Created attachment 620953 [details] [diff] [review]
Part1v1 tweaks to nsCSSScanner
I am uneasy the redundancy about calling Read() and then Pushback(), but I don't know this code very well anyway.
(In reply to Kang-Hao (Kenny) Lu from comment #0)
> This will make Gecko fail , but I think that test is just invalid. WebKit
> and my patch still pass. That's a bit mysterious to me and I'll look into
> look into this and submit another patch.
>  http://www.w3.org/Style/CSS/Test/CSS3/Namespace/current/syntax-004.xml
It turns out that this test case is just wrong. I'm going to just ignore it and I actually think there's nothing else that needs to be done here.
If time permits, I might send some cleanup patch to the scanner.
I think that, based on the principles described in the section on character escapes, we should fix the formal grammar here. I think it was an oversight not to fix url( when all the other similar tokens in the formal grammar were fixed (which happened at some point during the 2.1 process).
For what it's worth, Appendix G was changed to match the formal grammar in 4.1.1 after a mail from Bjoern Hoehrmann.
The principles written in human sentences are really just bound for incompleteness. For example:
1. It doesn't say an isolated hyphen isn't an identifier.
2. It doesn't say you can't have a comment between the sign and the digit, and this is being discussed.
3. It doesn't say control characters in url() need to be quoted.
In terms of browser convergence, I recall WebKit using a machine generated lexer generated with the formal grammar. IE9 pretty much still handles CSS escape sequences as a preprocessing step so it is far from fully compliant.
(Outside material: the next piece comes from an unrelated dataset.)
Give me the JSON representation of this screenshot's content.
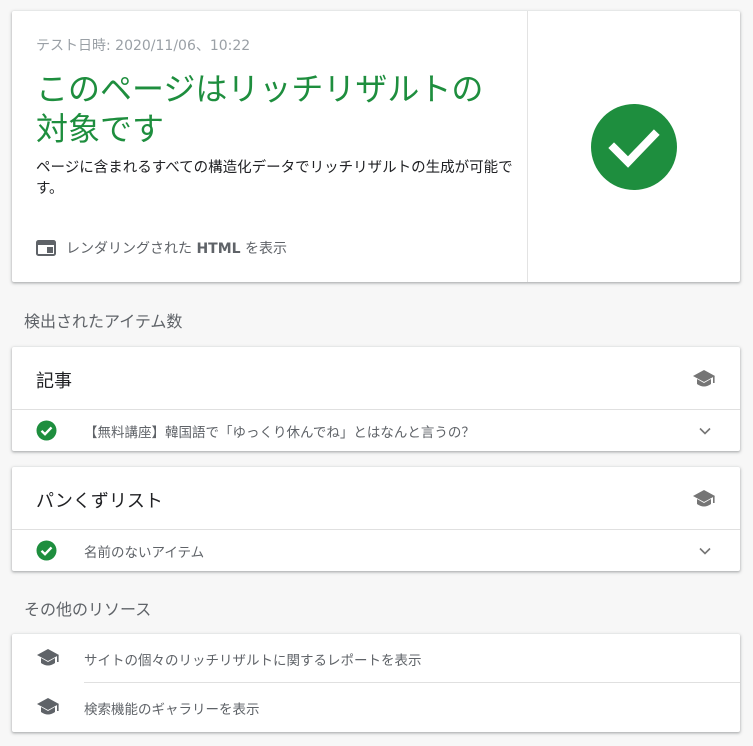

I know nothing about Opera, but my guess is that my approach has a better chance to be what browsers converge to.
(In reply to David Baron [:dbaron] from comment #3)
> I think that, based on the principles described in the section on character
> escapes, we should fix the formal grammar here.
What about the "u" as in "u+1234" ? Heck, CSS2.1 doesn't even talk about this besides what's in the formal grammar.
However, the CSS grammar has in general not been very accurate. For example, originally, the rules on character escapes weren't expressed in the grammar at all in terms of what goes in fixed "words" that appear in the grammar. That was fixed at some point during work on 2.1.
If there's an explicit working group decision that this is the way it's intended, then I'm ok with it. But I think it should be the other way around.
The working group resolved quite a while ago that our curent behavior is correct:
but CSS 2.1 edits were lost, for some reason.